Selanjutnya di bidang pelayanan, terutama pada akses informasi. Tidak dipungkiri, melalui pelayanan informasilah kita dapat mengetahui sejarah dan seluk beluk lainnya mengenai benda pamer.  Informasi lapis pertama adalah informasi yang dipublikasikan melalui laman yang dapat dijangkau oleh masyarakat luas, misalnya saja website dan media sosial (twitter, facebook, dan youtube). Sedangkan informasi lapis kedua adalah informasi yang diberikan langsung di dalam ruang pameran, baik oleh pemandu, atau oleh media informasi yang telah disediakan. Harapannya adalah agar mekanisme pewarisan sejarah pengetahuan dapat dicapai secara optimal.

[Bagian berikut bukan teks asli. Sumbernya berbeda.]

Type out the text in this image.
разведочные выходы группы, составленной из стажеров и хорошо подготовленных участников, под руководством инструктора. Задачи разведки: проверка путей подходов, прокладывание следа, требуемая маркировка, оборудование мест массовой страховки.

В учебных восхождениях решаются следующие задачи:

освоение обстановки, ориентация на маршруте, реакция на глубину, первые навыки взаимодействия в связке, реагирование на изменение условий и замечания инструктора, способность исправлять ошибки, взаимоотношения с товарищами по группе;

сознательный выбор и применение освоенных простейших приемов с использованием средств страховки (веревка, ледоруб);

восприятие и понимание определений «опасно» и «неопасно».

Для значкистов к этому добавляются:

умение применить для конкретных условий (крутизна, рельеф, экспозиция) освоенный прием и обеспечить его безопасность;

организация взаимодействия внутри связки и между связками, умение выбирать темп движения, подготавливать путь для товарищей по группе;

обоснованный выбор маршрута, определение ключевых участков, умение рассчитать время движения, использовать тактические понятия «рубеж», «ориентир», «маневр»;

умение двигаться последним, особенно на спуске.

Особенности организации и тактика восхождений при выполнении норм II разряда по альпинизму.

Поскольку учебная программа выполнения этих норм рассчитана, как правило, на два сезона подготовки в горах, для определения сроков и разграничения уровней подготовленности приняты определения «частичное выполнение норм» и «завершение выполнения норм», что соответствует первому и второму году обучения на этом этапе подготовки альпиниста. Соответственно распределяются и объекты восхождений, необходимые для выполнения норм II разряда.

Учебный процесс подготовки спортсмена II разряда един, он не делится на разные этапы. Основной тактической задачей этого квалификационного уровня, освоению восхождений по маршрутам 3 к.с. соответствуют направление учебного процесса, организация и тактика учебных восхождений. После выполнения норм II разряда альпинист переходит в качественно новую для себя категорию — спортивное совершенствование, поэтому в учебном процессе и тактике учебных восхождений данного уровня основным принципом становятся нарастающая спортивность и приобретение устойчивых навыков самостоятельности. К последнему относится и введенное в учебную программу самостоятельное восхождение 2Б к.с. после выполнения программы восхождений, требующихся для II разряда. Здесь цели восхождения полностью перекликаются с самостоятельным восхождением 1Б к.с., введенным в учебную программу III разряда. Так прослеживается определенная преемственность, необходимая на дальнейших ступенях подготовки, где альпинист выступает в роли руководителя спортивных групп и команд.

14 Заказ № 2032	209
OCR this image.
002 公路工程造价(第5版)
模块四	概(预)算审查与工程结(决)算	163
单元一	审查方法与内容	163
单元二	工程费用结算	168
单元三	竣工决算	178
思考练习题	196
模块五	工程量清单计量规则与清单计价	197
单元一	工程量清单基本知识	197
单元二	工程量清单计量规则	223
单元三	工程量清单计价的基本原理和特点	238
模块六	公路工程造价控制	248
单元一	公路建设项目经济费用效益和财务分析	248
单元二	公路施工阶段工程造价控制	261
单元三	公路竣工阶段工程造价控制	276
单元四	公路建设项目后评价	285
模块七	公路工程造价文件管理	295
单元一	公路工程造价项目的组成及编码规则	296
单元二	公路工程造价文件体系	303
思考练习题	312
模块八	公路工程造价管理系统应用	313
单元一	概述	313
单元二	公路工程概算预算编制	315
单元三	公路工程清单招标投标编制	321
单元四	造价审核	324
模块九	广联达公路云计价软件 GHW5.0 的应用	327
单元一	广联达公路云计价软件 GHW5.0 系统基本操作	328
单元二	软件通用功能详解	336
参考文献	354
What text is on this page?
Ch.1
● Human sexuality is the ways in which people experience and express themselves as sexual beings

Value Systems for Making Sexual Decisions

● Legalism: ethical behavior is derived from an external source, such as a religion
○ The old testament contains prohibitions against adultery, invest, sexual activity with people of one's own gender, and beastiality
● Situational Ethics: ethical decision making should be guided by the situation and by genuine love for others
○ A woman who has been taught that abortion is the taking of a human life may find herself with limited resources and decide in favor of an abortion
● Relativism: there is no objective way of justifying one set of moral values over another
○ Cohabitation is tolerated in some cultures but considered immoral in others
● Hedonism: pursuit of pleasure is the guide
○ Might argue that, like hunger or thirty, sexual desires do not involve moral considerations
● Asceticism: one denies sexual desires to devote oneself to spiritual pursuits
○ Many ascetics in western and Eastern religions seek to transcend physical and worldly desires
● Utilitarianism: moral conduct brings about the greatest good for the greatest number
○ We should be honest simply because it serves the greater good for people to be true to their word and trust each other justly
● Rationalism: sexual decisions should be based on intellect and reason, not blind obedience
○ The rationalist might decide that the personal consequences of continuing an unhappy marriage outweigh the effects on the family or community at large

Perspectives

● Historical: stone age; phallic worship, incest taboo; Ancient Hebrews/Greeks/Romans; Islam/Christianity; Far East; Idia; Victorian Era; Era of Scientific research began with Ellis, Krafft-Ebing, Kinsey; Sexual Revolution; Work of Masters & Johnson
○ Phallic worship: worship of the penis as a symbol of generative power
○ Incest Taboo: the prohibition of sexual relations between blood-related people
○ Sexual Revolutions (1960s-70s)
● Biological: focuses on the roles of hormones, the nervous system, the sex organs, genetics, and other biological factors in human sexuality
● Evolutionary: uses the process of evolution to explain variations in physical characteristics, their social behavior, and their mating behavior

Yang terakhir di bidang jaringan, sangat perlu kiranya memelihara jaringan lokal, nasional dan internasional untuk pengembangan standar museum, sehingga sumbangsih museum pada masyarakat dapat diberikan secara maksimal. Ada forum komunikasi yang terpelihara secara berkelanjutan dan baik antar museum, institusi dan komunitas pencinta museum. Pentingnya menggandeng komunitas pencinta museum adalah karena minat mereka lah, nadi museum dapat didenyutkan kembali dengan lebih cepat. Melalui perpanjangan tangan mereka, jumlah peminat museum dapat terus ditingkatkan. Mereka  semacam agen yang dapat menyebarkan virus cinta museum pada banyak orang. Mungkin salah satunya adalah saya. Ya, saya mengakui bahwa saya memiliki kecintaan yang tinggi pada museum. Selalu ada hal baru yang mengejutkan sekaligus menyenangkan saat berkunjung ke museum. Selayaknya pasar yang ekletik, saya seperti sedang berbelanja hal-hal yang tak terduga. Di sana saya mengkonsumsi sesuatu, yaitu pengetahuan.  Itulah alasan mengapa saya mencintai museum. Ya…Museum, aku cinta padamu.